It happens in classrooms across the world everyday . . . a child asks their teacher to use the bathroom as an excuse to leave the classroom. The teacher calmly tells the student no and asks that he/she return to their seat. Is there proper justification for this response? Maybe the teacher just took the entire classroom to the bathroom or maybe this is a student who is renowned for taking bathroom breaks at the most opportune times, including during testing or when a subject is being taught that does not grasp the students attention. Whatever the reason, can the teacher really distinguish whether the student really has to use the bathroom or not?
Constant requests by students to use the bathroom can definitely disturb a teacher’s ability to teach as well as a student’s ability to learn. Many teachers have made attempts to resolve the bathroom issue by scheduling bathroom breaks throughout the school day. Granted, while this is a solution to decreasing the number of bathroom requests throughout the day, it is not a full proof solution. The teacher has to take in consideration the number of students who did not use the bathroom because they didn’t have to go at the scheduled time. Scheduling bathroom time still does not give the teacher the right to deny a child permission to use the bathroom.
There is also the issue of a student who has a medical condition that triggers the urge to use the bathroom several occasions throughout the day. If a teacher notices that a student has frequent urges to use the bathroom throughout the day, it is the teacher’s responsibility to schedule a meeting with the parent and discuss a possible medical condition. The teacher should not try to determine whether or not the child has to go the bathroom, but design a system with the student that would prevent bathroom needs from interrupting the classroom.

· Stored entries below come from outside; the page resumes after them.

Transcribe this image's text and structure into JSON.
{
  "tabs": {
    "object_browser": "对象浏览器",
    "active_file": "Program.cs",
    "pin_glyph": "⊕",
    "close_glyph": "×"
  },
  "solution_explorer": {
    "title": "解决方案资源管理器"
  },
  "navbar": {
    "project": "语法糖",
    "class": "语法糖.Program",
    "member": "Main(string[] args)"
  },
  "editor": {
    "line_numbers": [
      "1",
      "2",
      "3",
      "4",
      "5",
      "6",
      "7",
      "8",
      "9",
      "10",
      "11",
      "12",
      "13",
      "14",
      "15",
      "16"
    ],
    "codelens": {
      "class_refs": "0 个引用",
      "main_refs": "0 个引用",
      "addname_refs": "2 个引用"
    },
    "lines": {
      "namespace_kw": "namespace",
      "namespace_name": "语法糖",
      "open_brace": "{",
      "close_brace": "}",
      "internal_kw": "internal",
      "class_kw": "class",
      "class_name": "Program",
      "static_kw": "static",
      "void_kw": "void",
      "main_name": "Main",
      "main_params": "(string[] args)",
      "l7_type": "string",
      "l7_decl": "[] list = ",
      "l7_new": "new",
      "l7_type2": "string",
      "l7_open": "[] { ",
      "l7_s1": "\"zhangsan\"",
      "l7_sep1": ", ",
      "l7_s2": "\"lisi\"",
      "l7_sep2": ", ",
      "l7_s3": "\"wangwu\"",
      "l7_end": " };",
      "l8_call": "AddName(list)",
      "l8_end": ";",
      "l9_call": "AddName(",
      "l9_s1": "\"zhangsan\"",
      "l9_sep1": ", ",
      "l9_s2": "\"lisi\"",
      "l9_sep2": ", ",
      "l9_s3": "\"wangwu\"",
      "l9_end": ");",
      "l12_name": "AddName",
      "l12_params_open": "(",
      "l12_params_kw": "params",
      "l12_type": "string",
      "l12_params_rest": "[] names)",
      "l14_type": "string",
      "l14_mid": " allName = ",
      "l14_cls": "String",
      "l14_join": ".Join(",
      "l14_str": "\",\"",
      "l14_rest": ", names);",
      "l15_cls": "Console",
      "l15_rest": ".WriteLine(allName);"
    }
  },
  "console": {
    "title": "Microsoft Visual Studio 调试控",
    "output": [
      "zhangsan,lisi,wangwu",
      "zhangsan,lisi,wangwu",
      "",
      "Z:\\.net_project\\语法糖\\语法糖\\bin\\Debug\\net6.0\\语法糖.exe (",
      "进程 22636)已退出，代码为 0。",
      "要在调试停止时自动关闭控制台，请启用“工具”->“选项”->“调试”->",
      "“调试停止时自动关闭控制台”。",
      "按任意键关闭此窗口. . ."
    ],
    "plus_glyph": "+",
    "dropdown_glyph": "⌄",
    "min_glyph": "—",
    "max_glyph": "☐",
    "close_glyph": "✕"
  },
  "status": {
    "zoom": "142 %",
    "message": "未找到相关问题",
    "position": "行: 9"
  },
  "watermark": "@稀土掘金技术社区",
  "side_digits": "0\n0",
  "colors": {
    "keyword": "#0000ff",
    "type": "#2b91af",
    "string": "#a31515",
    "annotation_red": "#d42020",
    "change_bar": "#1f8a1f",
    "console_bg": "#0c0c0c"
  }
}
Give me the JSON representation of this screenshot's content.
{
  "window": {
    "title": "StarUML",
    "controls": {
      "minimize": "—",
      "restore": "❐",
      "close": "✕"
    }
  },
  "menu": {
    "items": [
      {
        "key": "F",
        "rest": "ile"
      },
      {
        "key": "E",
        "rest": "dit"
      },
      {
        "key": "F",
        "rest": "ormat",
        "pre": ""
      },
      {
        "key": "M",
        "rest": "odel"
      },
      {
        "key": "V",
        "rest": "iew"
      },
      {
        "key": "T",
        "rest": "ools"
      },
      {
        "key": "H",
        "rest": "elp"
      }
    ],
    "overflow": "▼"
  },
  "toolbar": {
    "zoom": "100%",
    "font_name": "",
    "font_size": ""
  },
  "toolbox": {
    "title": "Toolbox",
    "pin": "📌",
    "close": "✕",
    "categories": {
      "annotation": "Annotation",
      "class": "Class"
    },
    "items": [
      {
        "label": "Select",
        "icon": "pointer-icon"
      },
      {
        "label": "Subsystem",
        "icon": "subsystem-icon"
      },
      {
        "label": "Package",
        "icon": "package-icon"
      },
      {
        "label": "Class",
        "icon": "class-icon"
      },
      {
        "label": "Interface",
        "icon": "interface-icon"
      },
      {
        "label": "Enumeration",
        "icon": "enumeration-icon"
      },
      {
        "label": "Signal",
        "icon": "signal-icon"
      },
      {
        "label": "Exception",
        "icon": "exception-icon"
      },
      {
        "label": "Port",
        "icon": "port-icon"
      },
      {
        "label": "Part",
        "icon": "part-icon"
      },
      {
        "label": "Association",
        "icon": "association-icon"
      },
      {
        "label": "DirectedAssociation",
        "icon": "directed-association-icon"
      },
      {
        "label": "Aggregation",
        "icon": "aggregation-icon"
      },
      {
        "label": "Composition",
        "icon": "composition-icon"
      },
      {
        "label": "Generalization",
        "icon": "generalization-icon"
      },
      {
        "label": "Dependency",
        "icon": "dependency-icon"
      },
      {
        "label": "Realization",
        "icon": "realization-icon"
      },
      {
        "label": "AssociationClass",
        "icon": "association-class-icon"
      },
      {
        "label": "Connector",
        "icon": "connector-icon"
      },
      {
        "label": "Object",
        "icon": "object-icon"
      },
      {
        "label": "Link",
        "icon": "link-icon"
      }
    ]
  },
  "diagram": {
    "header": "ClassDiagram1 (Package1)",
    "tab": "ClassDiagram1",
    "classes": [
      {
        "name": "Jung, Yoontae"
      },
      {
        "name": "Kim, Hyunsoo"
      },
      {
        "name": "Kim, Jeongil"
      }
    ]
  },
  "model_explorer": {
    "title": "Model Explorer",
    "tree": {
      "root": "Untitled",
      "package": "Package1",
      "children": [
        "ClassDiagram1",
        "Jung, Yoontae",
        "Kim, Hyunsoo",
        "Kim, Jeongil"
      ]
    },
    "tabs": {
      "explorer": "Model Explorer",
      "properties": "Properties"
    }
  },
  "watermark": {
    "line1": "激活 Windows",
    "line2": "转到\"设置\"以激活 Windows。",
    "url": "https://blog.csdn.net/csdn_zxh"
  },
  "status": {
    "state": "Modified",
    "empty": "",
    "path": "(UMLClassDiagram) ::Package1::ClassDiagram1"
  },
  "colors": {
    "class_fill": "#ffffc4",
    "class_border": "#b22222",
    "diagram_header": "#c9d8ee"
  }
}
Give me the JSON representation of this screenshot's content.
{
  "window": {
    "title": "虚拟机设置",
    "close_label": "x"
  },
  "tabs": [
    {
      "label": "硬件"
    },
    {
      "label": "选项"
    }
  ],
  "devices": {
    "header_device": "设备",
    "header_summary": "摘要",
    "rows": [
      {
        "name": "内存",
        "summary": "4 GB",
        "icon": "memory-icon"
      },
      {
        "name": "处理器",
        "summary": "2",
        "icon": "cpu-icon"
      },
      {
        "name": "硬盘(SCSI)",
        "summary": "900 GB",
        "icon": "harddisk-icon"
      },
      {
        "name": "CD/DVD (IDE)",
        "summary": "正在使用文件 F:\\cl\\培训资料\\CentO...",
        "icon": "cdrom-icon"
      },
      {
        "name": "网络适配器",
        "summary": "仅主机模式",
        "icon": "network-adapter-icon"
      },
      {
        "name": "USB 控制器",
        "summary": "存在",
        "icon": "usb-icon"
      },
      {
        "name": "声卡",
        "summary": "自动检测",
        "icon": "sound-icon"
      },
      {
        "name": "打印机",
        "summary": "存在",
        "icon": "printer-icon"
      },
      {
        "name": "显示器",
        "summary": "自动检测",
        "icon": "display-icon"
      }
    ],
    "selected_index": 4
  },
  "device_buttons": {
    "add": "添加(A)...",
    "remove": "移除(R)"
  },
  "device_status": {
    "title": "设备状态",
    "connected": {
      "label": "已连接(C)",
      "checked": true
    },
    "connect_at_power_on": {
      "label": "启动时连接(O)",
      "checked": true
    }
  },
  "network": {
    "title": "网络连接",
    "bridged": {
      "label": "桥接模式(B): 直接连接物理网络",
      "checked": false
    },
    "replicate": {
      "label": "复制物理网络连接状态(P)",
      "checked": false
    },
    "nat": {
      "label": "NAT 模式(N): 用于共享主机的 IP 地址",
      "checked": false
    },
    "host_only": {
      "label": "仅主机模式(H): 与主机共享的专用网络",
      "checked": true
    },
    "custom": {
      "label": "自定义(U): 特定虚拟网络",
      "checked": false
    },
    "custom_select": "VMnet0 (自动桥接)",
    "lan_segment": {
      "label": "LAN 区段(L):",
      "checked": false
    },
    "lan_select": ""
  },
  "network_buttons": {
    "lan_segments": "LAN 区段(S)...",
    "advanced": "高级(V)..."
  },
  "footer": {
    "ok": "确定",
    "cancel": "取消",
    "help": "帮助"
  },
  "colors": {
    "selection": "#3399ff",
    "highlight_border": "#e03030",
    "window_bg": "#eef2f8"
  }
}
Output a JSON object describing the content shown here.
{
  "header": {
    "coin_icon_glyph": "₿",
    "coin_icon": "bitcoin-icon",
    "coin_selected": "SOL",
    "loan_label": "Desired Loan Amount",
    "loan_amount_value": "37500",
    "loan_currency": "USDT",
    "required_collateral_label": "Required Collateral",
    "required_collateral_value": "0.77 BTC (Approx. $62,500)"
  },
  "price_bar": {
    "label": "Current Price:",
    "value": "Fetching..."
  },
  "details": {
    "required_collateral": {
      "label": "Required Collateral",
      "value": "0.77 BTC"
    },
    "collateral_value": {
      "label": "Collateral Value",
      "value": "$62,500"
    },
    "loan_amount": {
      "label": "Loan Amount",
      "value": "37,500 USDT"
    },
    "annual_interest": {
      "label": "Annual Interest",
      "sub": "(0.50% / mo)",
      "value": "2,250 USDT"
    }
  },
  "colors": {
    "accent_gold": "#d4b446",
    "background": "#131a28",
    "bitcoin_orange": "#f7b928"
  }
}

Bathroom breaks are a student’s best excuse to leave a classroom, meet a friend in the hall, get a drink of water, etc. Unfortunately, a teacher cannot determine whether a student actually needs to use the bathroom or is using the bathroom as an excuse to get away from the classroom. If a teacher notices that a student constantly requests bathroom breaks and has been reassured there is no medical condition, alternative strategies should be created to combat the student’s bathroom urgencies. Strategies may include involving the student more in classroom activities and lessons; asking the student if they can wait until they receive the important information you are giving to the classroom; allowing the student to use the bathroom but giving the student a set amount of time to take a bathroom break. With a little creativity, the teacher may actually witness the bathroom breaks lessen.
There is no way to determine whether or not a child has to use the bathroom. But in order to prevent a larger and messier problem, the best thing to do is to allow the child to use the bathroom.